Pour qu’un novice ait la possibilité d’apprécier sa capacité à suivre la vie chrétienne évangélique, il doit rester dans la communauté un minimum d’un an afin d’en suivre tous les cycles. Mais un noviciat n’est pas seulement un cheminement temporel ; il est aussi et surtout cheminement spirituel. Cela peut nécessiter de faire durer le noviciat plus longtemps. Nous avons la trace de noviciats ayant duré trois ans alors même qu’ils étaient menés au sein de communautés de Bons-Chrétiens. Cela veut dire que, de nos jours, l’absence de Bons-Chrétiens pour nous guider impose de fait des noviciats longs de plusieurs années car les novices devront s’entraider les uns les autres jusqu’à ce que l’un ou plusieurs d’entre eux atteignent un niveau de développement considéré collectivement comme de nature à signer une Consolation spirituelle.
 La patience et la modestie sont essentiels à l’aune de la mise en place de la résurgence de l’Église chrétienne cathare car toute erreur à ce stade aurait des conséquences incalculables sur le développement de la communauté et sur l’avenir de l’Église pour les décennies à venir.

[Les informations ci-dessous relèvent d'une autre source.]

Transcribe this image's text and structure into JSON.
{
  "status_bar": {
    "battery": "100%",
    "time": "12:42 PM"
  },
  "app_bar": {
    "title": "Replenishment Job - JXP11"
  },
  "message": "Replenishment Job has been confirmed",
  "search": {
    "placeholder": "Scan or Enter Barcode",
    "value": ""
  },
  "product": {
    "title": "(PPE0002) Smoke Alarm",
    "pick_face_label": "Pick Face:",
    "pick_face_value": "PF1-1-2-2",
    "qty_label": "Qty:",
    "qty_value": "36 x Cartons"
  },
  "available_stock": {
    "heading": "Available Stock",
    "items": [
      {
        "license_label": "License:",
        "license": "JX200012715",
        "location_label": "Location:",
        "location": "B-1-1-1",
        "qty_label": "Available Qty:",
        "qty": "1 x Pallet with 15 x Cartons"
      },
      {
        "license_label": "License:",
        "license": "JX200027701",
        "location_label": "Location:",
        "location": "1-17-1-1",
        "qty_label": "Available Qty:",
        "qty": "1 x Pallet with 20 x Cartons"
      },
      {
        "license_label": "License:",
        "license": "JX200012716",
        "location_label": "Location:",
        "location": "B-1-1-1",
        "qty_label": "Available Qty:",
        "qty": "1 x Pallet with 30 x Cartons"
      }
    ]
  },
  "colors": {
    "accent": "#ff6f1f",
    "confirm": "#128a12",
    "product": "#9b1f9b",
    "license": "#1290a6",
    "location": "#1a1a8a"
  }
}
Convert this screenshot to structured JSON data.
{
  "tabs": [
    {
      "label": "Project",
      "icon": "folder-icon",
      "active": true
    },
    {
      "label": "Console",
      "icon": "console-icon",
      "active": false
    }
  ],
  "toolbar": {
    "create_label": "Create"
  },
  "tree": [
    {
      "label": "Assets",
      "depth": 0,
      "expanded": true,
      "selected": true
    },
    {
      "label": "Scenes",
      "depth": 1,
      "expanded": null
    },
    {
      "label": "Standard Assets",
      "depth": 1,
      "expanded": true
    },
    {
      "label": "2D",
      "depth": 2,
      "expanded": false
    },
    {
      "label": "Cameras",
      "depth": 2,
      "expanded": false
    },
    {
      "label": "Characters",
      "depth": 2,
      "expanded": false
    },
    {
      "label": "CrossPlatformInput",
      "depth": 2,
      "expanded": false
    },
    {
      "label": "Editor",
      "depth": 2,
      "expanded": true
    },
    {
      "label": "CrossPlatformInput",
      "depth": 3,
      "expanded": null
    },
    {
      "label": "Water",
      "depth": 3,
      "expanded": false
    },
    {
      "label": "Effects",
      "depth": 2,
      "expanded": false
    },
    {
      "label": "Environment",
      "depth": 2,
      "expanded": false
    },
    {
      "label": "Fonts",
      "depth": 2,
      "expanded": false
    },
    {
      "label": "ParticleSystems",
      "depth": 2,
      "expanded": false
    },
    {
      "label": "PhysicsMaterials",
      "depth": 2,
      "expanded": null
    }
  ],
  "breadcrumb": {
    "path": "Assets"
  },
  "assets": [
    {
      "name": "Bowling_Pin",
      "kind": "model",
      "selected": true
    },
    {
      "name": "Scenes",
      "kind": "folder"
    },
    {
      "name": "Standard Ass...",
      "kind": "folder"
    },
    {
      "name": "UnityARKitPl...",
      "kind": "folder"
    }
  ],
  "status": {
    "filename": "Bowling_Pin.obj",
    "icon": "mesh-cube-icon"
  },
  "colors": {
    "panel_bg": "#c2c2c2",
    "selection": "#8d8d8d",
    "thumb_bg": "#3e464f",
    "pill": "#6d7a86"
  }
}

Pendant le noviciat, le croyant en « formation » va poursuivre et développer les pratiques ascétiques qu’il avait déjà expérimentées, voire pratiquées régulièrement, dans sa vie mondaine : continence alimentaire et sexuelle, dépossession, humilité, jeûnes et carêmes, pratiques rituelles prévues par la Règle, etc.
 Il va surtout les mettre en œuvre de façon systématique et exclusive dans un schéma d’organisation validée unanimement par l’ensemble des membres de la communauté.
 Il va également participer aux pratiques rituelles et aux périodes d’approfondissement de la spiritualité chrétienne cathare qui les accompagnent. Ainsi, ces nombreuses séances quotidiennes d’analyse, d’étude, d’apprentissage et de maîtrise, non seulement des documents relatifs au catharisme mais aussi d’une connaissance élargie du christianisme dans sa dimension théologique et philosophique et des domaines connexes nécessaires à une maîtrise élargie, permettront au novice d’acquérir à la fois une connaissance extérieure indispensable à la structuration de sa pensée personnelle mais aussi et surtout un approfondissement de sa connaissance intérieure de la Bienveillance et de tout ce qui s’y rapporte.

C’est pour cela que le croyant désireux d’envisager de rejoindre une vie évangélique communautaire doit comprendre qu’il lui incombe de pratiquer ce renversement d’état d’esprit au quotidien et progressivement afin d’être prêt, le jour venu, à se lancer dans cet approfondissement. Aucune lecture, aucune conférence et même aucune retraite ponctuelle ne saurait mieux préparer un croyant qu’une mise en œuvre progressive et quotidienne — aussi imparfaite soit-elle — des préceptes de la vie évangélique.

Du novice au bon-chrétien

Au Moyen Âge, quand le novice apparaissait avoir atteint ce stade d’approfondissement et s’il en émettait le vœu, il pouvait accéder à la Consolation qui se manifestait alors par un rituel très formaté.
 Même si les Bons-Chrétiens s’interdisaient de juger si l’état d’avancement de l’impétrant était parfaitement compatible avec sa demande, il est évident qu’aucun n’aurait accepté de participer à ce qui lui aurait semblé être une parodie au regard de ce que ce sacrement représentait à ses yeux.
 On voit malheureusement que malgré ce principe, des Consolations ont été donnés à des personnes qui se sont avérées indignes de le recevoir (par exemple Raynier Sacconi qui est même devenu inquisiteur).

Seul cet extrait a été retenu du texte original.